Firstly, I have tried to enable some of them, but it deviates the tinyconfig goal, for example, x86 requires to enable both ACPI and PCI to just let poweroff work, so, I'm not planning to really enable them.
Secondly, the time cost to just find and enable the poweroff options for every architecture (and even for the new nolibc portings) is huge, I give up after several tries, and they may fail in some future versions randomly, I do think we may be not really interested in fixing up such bugs in kernel drivers side ;-)
Thirdly, as Thomas mentioned before, the wireguard test use tinyconfig too, just found it also gives up the poweroff support in its config options and it use a simple raw timeout command, but the timeout is really 'huge', 20m v.s. 10 seconds ;-)
grep timeout tools/testing/selftests/wireguard/qemu/Makefile timeout --foreground 20m qemu-system-$(QEMU_ARCH) \ timeout --foreground 20m $< \
An alternative I would like to put up for discussion:
qemu could provide a watchdog device that is pinged by nolibc-test for each testcase.
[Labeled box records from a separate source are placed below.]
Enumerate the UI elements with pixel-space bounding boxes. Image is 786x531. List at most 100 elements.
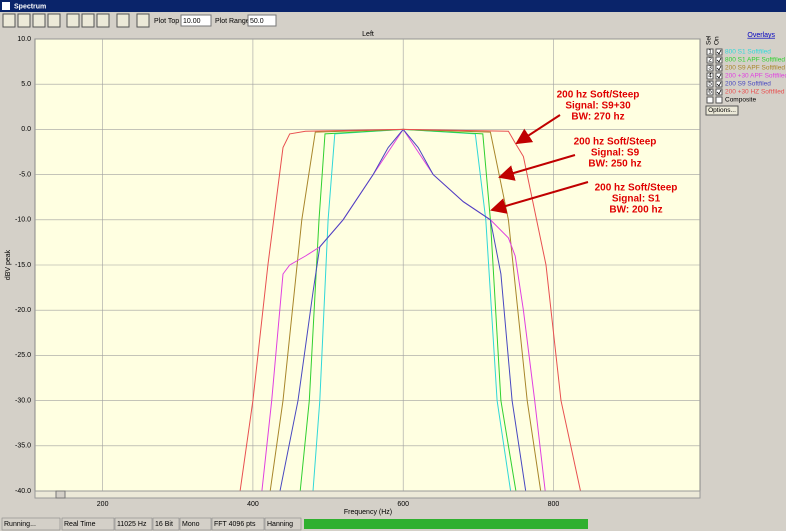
annotation-text: Signal: S9: [591, 148, 640, 159]
chart-title: Left: [362, 31, 374, 38]
status-text: 16 Bit: [155, 521, 173, 528]
overlay-checkbox[interactable]: [715, 72, 723, 80]
overlay-checkbox[interactable]: [715, 56, 723, 64]
status-cell: [211, 517, 265, 531]
overlay-sel[interactable]: [706, 72, 714, 80]
tool-button[interactable]: [17, 13, 31, 28]
legend-entry: 800 S1 APF Softfiled: [725, 57, 785, 64]
progress-bar: [304, 519, 588, 529]
annotation-text: 200 hz Soft/Steep: [595, 183, 678, 194]
status-text: Mono: [182, 521, 200, 528]
x-tick-label: 200: [97, 501, 109, 508]
tool-button[interactable]: [96, 13, 110, 28]
y-tick-label: 10.0: [17, 36, 31, 43]
composite-label: Composite: [725, 97, 756, 104]
overlays-panel: Overlays Sel On Composite Options... 1 80…: [705, 32, 786, 116]
x-tick-label: 800: [548, 501, 560, 508]
legend-entry: 200 +30 HZ Softfiled: [725, 89, 785, 96]
annotation-text: 200 hz Soft/Steep: [574, 137, 657, 148]
annotation-text: 200 hz Soft/Steep: [557, 90, 640, 101]
overlay-sel[interactable]: [706, 48, 714, 56]
y-tick-label: 0.0: [21, 126, 31, 133]
annotation-text: Signal: S1: [612, 194, 661, 205]
y-tick-label: -15.0: [15, 262, 31, 269]
check-mark: [716, 57, 722, 63]
y-tick-label: 5.0: [21, 81, 31, 88]
overlay-number: 4: [708, 73, 712, 80]
status-text: FFT 4096 pts: [214, 521, 256, 528]
overlay-sel[interactable]: [706, 64, 714, 72]
plot-range-value[interactable]: 50.0: [250, 18, 264, 25]
overlay-number: 1: [708, 49, 712, 56]
status-cell: [152, 517, 180, 531]
app-icon: [2, 2, 10, 10]
annotation-arrow: [490, 181, 589, 214]
tool-button[interactable]: [136, 13, 150, 28]
overlay-checkbox[interactable]: [715, 80, 723, 88]
options-label[interactable]: Options...: [708, 107, 736, 114]
overlay-checkbox[interactable]: [715, 48, 723, 56]
on-header: On: [714, 36, 721, 45]
tool-button[interactable]: [116, 13, 130, 28]
overlay-number: 5: [708, 81, 712, 88]
status-text: Hanning: [267, 521, 293, 528]
annotation-text: Signal: S9+30: [565, 101, 631, 112]
overlay-sel[interactable]: [706, 56, 714, 64]
x-tick-label: 600: [397, 501, 409, 508]
options-button[interactable]: [705, 105, 739, 116]
scroll-thumb[interactable]: [55, 490, 66, 499]
legend-entry: 200 +30 APF Softfiled: [725, 73, 786, 80]
check-mark: [716, 81, 722, 87]
scrollbar[interactable]: [34, 490, 701, 499]
y-axis-label: dBV peak: [5, 249, 12, 280]
y-tick-label: -10.0: [15, 217, 31, 224]
tool-button[interactable]: [66, 13, 80, 28]
title-bar: [0, 0, 786, 12]
tool-button[interactable]: [32, 13, 46, 28]
status-text: Real Time: [64, 521, 96, 528]
plot-top-label: Plot Top: [154, 18, 179, 25]
y-tick-label: -20.0: [15, 307, 31, 314]
status-text: 11025 Hz: [117, 521, 147, 528]
composite-sel[interactable]: [706, 96, 714, 104]
plot-top-value[interactable]: 10.00: [183, 18, 201, 25]
check-mark: [716, 65, 722, 71]
status-bar: Running... Real Time 11025 Hz 16 Bit Mono FFT…: [0, 517, 786, 531]
overlay-sel[interactable]: [706, 88, 714, 96]
overlay-sel[interactable]: [706, 80, 714, 88]
status-cell: [179, 517, 212, 531]
y-tick-label: -25.0: [15, 352, 31, 359]
legend-entry: 200 S9 APF Softfiled: [725, 65, 785, 72]
y-tick-label: -40.0: [15, 488, 31, 495]
tool-button[interactable]: [47, 13, 61, 28]
series-group: [239, 128, 581, 491]
annotation-text: BW: 270 hz: [571, 112, 624, 123]
legend-entry: 800 S1 Softfiled: [725, 49, 771, 56]
composite-checkbox[interactable]: [715, 96, 723, 104]
status-cell: [61, 517, 115, 531]
series-line: [239, 128, 581, 491]
plot-top-input[interactable]: [180, 14, 212, 27]
overlay-checkbox[interactable]: [715, 88, 723, 96]
plot-range-input[interactable]: [247, 14, 277, 27]
tool-button[interactable]: [2, 13, 16, 28]
overlays-title[interactable]: Overlays: [747, 32, 775, 39]
overlay-number: 2: [708, 57, 712, 64]
overlay-number: 3: [708, 65, 712, 72]
annotation-arrow: [498, 154, 576, 181]
window-title: Spectrum: [14, 3, 46, 10]
check-mark: [716, 73, 722, 79]
annotation-text: BW: 200 hz: [609, 205, 662, 216]
status-cell: [264, 517, 302, 531]
y-tick-label: -35.0: [15, 443, 31, 450]
status-cell: [1, 517, 61, 531]
overlay-number: 6: [708, 89, 712, 96]
y-tick-label: -5.0: [19, 171, 31, 178]
plot-range-label: Plot Range: [215, 18, 250, 25]
tool-button[interactable]: [81, 13, 95, 28]
x-tick-label: 400: [247, 501, 259, 508]
legend-entry: 200 S9 Softfiled: [725, 81, 771, 88]
toolbar: Plot Top 10.00 Plot Range 50.0: [0, 12, 786, 30]
overlay-checkbox[interactable]: [715, 64, 723, 72]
After nolibc-test is done and didn't poweroff properly the watchdog will reset the machine. ( -watchog-action poweroff ).
The disadvantages are that we would need to add watchdog drivers to the kernels and figure out the correct watchdog devices and drivers for each arch.
It's an interesting idea, though at first glance it does not seem to have one for PPC.
Good idea, I even asked one of the QEMU maintainers whether is possible to add something like -boot-timeout option to QEMU and let qemu quit in a target timeout after start, but it may also function as a dead fixed-time wait.
qemu-system-xxx -boot-timeout <TIMEOUT>
|<-----------------<TIMEOUT>---------------------->
^ ^ ^ qemu start | qemu timeout and quit | power off string may be detected here and quit normally
I think I have a much simpler idea: we don't care about PPC32. I mean OK it can be supported if it happens to work, we will just not include it in default runs, because it will require Ctrl-C to finish, and so what ? nolibc has been in the kernel for 5 years or so, nobody ever cared about PPC, why should we suddenly break or complicate everything just to support a sub-arch that nobody found interesting to add till now?
Yes, this timeout logic is ok to be removed from this patchset, till we get a better solution.
It seems virtio-watchdog is not yet usable.
Then it might become an option for the future when it eventually works.
Thanks, Zhangjin
Thanks, Willy